Orbital cellulitis is an infection that affects the tissues that surround the eye which also include the eyebrow, cheek and eyelids. If not diagnosed and treated promptly, orbital cellulitis is serious enough to cause blindness and other complications such as hearing loss, meningitis and blood infections.


Bulging eyes
Eye pain
Painful swelling of either the eyelid, eyebrow and cheek
Fever greater than 102 degrees
Shiny red or purple eyelid
General feeling of discomfort



Though orbital cellulitis is becoming very rare because of the HiB vaccine, it’s still common for children around the ages of six and seven years old.

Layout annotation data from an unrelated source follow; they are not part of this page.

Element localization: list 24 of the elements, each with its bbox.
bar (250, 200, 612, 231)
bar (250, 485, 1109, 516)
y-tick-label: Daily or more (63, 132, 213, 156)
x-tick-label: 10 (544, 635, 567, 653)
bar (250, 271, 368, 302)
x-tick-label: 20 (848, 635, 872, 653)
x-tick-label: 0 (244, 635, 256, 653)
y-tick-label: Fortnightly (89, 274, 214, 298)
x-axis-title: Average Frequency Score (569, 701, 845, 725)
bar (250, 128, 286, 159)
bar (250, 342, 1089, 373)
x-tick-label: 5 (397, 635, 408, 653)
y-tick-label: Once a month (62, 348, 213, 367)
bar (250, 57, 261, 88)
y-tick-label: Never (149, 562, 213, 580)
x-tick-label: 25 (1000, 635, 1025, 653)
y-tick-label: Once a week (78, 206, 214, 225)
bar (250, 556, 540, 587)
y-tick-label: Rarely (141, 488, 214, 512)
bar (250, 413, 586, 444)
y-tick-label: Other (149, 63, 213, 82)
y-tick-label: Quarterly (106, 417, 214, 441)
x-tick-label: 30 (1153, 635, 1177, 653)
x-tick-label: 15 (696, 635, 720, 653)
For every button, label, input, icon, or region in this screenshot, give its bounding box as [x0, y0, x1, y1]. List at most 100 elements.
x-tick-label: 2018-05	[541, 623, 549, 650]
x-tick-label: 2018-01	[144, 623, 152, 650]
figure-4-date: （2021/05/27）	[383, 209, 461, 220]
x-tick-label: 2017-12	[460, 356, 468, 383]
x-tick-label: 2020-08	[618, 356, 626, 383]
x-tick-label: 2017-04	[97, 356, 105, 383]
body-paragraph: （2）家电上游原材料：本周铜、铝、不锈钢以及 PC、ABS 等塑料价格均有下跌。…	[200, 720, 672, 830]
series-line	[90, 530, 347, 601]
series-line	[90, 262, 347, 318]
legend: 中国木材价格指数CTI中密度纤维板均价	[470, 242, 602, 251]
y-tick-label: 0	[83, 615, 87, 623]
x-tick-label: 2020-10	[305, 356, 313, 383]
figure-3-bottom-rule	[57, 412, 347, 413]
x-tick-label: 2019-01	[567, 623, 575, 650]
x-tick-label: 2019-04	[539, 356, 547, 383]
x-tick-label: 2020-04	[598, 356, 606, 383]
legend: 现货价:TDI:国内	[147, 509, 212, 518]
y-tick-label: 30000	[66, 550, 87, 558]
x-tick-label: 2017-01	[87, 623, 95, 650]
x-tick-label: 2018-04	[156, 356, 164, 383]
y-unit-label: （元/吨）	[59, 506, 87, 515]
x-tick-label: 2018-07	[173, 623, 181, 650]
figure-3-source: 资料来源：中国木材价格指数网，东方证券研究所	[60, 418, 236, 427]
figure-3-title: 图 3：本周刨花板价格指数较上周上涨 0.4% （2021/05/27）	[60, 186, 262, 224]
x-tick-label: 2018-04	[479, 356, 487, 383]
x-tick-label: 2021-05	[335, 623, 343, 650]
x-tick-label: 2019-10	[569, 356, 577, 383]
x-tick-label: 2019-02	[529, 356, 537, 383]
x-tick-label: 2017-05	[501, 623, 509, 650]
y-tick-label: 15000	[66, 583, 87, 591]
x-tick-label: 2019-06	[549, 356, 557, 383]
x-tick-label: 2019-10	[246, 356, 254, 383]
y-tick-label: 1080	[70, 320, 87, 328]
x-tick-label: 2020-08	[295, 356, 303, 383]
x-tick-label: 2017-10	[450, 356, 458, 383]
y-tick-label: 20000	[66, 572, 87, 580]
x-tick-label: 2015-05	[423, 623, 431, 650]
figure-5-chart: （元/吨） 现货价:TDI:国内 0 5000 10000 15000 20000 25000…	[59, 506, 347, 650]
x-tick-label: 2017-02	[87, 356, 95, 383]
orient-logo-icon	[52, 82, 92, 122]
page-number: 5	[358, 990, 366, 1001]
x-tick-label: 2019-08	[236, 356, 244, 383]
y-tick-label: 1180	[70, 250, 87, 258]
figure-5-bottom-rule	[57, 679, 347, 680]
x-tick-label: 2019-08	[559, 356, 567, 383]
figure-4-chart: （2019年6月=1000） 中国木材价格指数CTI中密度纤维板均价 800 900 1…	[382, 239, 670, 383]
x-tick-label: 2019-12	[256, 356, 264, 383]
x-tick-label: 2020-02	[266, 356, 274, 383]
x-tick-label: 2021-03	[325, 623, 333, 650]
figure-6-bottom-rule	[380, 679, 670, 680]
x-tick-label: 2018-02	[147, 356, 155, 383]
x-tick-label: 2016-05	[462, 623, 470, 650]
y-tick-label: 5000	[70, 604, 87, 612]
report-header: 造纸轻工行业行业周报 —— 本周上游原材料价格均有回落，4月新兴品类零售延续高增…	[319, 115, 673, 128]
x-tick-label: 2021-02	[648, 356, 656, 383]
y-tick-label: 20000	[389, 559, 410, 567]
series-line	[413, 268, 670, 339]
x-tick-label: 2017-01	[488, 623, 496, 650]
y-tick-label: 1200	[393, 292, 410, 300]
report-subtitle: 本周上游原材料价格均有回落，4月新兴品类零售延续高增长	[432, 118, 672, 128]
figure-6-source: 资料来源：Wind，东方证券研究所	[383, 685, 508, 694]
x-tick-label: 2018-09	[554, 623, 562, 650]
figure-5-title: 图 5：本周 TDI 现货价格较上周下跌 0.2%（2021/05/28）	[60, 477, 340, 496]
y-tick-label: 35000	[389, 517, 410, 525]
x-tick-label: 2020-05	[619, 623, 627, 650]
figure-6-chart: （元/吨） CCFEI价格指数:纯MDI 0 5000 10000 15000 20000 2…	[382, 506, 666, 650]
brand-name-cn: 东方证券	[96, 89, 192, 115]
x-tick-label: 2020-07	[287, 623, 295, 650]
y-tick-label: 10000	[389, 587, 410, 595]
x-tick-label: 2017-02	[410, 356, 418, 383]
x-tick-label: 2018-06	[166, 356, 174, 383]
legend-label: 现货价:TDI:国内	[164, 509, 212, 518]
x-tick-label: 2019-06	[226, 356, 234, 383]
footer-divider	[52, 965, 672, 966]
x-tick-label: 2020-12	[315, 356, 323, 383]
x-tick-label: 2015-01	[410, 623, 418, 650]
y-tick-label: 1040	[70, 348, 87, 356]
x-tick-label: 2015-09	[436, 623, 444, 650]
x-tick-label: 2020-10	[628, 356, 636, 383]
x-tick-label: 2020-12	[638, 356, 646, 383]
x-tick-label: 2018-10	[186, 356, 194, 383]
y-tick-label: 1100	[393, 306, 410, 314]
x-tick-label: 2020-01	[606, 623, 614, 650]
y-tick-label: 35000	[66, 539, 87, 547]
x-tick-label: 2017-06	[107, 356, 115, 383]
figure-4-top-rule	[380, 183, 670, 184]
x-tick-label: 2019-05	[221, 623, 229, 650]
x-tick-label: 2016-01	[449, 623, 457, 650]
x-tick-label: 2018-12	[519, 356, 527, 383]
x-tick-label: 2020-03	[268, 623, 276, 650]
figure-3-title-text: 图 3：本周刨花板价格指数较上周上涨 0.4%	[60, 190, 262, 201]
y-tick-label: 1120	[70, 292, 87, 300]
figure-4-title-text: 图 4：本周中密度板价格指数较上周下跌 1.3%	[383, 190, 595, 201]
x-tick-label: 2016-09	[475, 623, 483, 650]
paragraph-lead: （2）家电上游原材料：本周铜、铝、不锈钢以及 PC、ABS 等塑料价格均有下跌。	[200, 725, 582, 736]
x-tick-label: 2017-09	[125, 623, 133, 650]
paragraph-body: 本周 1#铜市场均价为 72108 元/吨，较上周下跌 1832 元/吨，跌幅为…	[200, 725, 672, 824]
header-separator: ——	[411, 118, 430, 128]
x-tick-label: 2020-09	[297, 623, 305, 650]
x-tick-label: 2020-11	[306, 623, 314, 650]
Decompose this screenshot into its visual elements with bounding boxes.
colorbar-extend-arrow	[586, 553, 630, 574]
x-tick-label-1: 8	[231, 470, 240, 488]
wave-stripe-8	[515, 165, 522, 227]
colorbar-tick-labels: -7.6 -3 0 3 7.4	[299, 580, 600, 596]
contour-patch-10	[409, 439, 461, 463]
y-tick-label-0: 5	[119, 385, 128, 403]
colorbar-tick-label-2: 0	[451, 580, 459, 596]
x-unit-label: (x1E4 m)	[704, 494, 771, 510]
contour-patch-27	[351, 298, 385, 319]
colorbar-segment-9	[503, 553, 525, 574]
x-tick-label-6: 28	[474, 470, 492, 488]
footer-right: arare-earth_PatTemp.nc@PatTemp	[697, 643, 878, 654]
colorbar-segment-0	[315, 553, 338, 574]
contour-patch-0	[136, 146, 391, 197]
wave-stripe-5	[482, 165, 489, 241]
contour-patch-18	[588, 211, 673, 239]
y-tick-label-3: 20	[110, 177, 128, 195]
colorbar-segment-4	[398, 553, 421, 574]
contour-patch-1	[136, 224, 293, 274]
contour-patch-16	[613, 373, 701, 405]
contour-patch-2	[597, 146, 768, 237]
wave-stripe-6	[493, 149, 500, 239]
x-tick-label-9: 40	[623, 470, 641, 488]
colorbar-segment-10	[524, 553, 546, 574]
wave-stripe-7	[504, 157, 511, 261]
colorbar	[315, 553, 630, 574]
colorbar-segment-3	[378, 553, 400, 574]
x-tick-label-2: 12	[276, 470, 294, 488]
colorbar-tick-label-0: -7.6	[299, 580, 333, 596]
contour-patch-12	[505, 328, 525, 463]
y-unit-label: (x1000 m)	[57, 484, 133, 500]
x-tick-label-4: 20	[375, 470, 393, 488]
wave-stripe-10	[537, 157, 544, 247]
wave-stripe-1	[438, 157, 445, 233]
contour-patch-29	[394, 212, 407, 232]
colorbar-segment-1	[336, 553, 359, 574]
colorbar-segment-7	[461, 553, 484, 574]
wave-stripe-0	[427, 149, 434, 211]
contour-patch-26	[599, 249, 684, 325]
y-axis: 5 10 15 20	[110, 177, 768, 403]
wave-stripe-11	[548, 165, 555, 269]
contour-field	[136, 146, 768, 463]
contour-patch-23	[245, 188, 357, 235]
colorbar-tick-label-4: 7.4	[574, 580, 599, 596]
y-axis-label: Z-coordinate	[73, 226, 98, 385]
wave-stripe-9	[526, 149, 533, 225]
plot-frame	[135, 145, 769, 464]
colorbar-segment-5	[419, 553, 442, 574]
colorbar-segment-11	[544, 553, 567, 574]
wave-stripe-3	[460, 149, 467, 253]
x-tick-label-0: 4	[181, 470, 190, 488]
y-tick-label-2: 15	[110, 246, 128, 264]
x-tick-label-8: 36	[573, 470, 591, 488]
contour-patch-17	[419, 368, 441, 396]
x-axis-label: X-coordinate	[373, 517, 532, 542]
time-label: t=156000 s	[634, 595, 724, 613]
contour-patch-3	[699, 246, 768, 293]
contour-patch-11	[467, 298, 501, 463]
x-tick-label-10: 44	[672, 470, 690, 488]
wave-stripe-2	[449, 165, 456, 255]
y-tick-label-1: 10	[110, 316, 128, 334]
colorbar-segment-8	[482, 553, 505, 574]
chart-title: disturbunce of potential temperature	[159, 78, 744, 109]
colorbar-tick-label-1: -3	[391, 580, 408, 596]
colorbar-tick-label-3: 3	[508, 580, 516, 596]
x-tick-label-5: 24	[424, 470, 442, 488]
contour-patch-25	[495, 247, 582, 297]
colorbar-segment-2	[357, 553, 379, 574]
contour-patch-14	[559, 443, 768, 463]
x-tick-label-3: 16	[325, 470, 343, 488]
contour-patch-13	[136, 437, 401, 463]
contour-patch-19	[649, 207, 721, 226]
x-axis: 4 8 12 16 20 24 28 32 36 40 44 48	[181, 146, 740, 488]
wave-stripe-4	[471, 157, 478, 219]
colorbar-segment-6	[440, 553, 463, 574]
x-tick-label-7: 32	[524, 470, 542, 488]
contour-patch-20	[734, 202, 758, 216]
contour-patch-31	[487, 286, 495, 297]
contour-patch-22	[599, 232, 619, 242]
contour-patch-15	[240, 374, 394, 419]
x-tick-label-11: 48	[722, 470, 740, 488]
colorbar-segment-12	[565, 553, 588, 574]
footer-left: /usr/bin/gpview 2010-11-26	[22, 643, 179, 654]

People who have also recently suffered from an eyelid stye, bug bites or an eyelid injury have a greater chance of becoming infected with orbital cellulitis.

The three types of bacteria that cause the infection are Staphylococcus aureus, beta-hemolytic streptococci, and staphylococcus aureus.

Staphylococcus aureus is the most common bacteria that is found in staph infections. This bacteria is the most common reason for the inflammation to occur. The infection shouldn’t be taken lightly once you notice the symptoms. Without the proper medical care, this infection can quickly lead to blindness.


Risk Factors

People who have had a respiratory infection, sinusitis, ocular or periocular infection, systemic infection or had had any trauma to the eye are at high risk of obtaining the orbital cellulitis infection.



There are many tests that are used to help determine if you’re suffering from an orbital cellulitis infection.

A CBC or a complete blood count is done to determine the number of red blood cells and white blood cells you have. They also look for the total amount of hemoglobin that you have in your blood.

A blood culture may also be done to check for any bacteria in your blood sample such as the staph and strep bacterium that often lead to orbital cellulitis.

For the extremely sick children, a spinal tap is commonly done. The doctor will need to insert a needle in your back to to collect cerebral spinal fluid.

Other tests such as a CT scan, MRI, or X-ray might have to be done of the sinuses and collecting cultures of the eye and nose drainage are also possibilities.



Treatment will need to be done at the hospital. Patients will be given antibiotics through a vein which are typically cephalosporins and penicillins but can also be treated with clindamycin, doxycycline and vancomycin.

After medicine is given and the patient starts showing signs of improvement after 48 hours, they’ll be released and prescribed oral antibiotics that need to be taken for two to three weeks.

If there’s little improvement or if the patient came in too late to receive antibiotic therapy, the doctor will have no other choice but to turn to surgery to drain out the abscess and the patient will have to remain under close observation.



In order to prevent orbital cellulitis, you need to make sure that you get your children into the doctor as scheduled to get their HiB vaccine. The vaccine helps to prevent most Haemophilus infections but even with the vaccine, adults and kids can still contract the infection through respiratory infections and eye trauma.